Samuels traces his own roots to Scottish emigrants who came to the New World via Ireland in 1712 and headed to Kentucky by way of Derry, Pennsylvania. His great, great, great, great-grandfather, Robert Samuels Jr., served as a captain under George Washington during the Revolution, and on furloughs home would supervise whiskey-making for the troops. It was Robert Samuels who first moved to Kentucky, and his grandson, T.W. Samuels, who began large-scale commercial distilling in 1842.
"That was when a lot of the farmer-distillers around here got the idea that they had it backwards, that the tail, farming, shouldn't be wagging the dog, whiskey-making," says Samuels. "After 1842, distilling became the driving force behind agriculture in this area, not the other way around."
Noe is another Bourbon maker whose roots run deep in Bluegrass Country. He went to live in his grandfather's house after the old man died and was a neighbor to the Samuelses on "Distillers' Row," a strip of stately homes on Third Street in Bardstown, all owned by distilling families. Noe traces his heritage to Jacob Beam, who came to Kentucky from Maryland in 1785. "My grandfather's father's father's father was in the business," says Noe, "and it's been passed down from generation to generation ever since."

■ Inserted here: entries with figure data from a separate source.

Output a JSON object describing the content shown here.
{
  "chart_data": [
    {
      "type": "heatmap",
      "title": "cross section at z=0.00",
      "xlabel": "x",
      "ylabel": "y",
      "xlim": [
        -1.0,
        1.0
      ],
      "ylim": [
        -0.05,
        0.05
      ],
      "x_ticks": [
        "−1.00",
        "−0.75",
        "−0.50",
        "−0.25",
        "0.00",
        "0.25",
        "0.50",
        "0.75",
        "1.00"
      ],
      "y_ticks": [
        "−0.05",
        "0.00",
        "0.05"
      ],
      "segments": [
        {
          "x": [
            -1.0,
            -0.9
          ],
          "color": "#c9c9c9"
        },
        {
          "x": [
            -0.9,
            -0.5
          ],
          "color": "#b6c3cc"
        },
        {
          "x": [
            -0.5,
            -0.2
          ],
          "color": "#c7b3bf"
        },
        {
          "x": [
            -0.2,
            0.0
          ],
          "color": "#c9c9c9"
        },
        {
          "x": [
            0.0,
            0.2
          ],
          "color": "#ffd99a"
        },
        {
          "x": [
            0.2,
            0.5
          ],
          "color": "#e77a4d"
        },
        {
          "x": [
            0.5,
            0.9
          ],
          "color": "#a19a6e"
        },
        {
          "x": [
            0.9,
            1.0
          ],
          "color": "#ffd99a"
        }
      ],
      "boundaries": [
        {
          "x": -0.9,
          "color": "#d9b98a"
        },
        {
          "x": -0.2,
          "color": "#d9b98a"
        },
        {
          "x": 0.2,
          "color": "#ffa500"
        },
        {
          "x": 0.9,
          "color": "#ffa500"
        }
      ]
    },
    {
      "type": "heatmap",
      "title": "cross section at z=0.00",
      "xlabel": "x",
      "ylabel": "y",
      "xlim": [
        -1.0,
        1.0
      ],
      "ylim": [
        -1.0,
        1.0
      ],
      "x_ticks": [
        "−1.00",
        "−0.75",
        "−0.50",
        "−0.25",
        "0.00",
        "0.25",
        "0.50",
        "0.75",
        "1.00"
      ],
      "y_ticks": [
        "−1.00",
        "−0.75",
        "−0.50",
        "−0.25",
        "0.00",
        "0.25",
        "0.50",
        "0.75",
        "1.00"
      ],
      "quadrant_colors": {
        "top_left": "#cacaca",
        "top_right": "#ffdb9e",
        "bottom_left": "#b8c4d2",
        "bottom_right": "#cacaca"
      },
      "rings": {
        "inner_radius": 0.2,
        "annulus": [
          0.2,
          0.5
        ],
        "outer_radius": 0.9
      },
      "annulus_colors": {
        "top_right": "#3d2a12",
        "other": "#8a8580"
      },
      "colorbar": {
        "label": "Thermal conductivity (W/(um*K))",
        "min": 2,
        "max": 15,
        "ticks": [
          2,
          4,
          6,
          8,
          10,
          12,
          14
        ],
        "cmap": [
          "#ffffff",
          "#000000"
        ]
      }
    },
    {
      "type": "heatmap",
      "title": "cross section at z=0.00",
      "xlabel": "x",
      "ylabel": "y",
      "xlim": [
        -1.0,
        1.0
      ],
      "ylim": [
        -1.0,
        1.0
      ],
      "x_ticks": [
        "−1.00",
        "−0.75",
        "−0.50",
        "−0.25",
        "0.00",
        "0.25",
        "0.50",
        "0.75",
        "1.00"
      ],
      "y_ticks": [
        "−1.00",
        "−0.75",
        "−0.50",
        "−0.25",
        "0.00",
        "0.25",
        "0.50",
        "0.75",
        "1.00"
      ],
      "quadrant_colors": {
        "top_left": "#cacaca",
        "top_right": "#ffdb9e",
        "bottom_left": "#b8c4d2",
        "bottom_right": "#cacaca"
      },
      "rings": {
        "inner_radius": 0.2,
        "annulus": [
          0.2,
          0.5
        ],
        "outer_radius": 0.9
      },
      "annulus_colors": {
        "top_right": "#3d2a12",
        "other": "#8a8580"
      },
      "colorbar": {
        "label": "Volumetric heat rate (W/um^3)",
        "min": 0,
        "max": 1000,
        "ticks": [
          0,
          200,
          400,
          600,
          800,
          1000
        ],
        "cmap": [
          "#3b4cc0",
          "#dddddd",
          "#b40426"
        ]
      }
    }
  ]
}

According to Noe, Jim Beam went to work in his father's distillery in 1880 at 15, and was running the place by the turn of the century. "Prohibition came along in 1920," explains Noe, "and Jim decided he'd better get out of the business, said he didn't want to go to the penitentiary over a warehouse full of whiskey. So he sold the whole damn thing, farm, distillery and all to a bunch of bootleggers who made a fortune off it.
"Afterwards, he tried a number of different businesses, but didn't take to any of them. When Prohibition ended in 1933, Jim was nearly 70 years old. His son, my uncle Jeremiah Beam was 33 at the time, and granddad decided he wanted to get back in the business so he would be able to pass the Bourbon-making tradition on to the next generation. He went out and built a distillery, which he did in 100 days, from groundbreaking to firing up the still. Imagine doing that at the age of 70."
And, says Noe, who himself began working for Jim Beam at 21, "I guess I'm part of the tradition around here now."
During Prohibition, the Beams and the Samuelses, like most Kentucky distillers, are said to have kept a private stock of "sipping" whiskey hidden in the rafters of their family homes. Though Noe says he doesn't believe his grandfather made any Bourbon during Prohibition, Samuels claims that his grandfather and Jim Beam were caught together one moonless evening firing up a still and had to spend the night in jail.
"They weren't making whiskey to sell, because neither of them needed the money," insists Samuels. "What they were up to was replenishing their private stocks." In other words, what every good Bourbon man would have been doing at the time.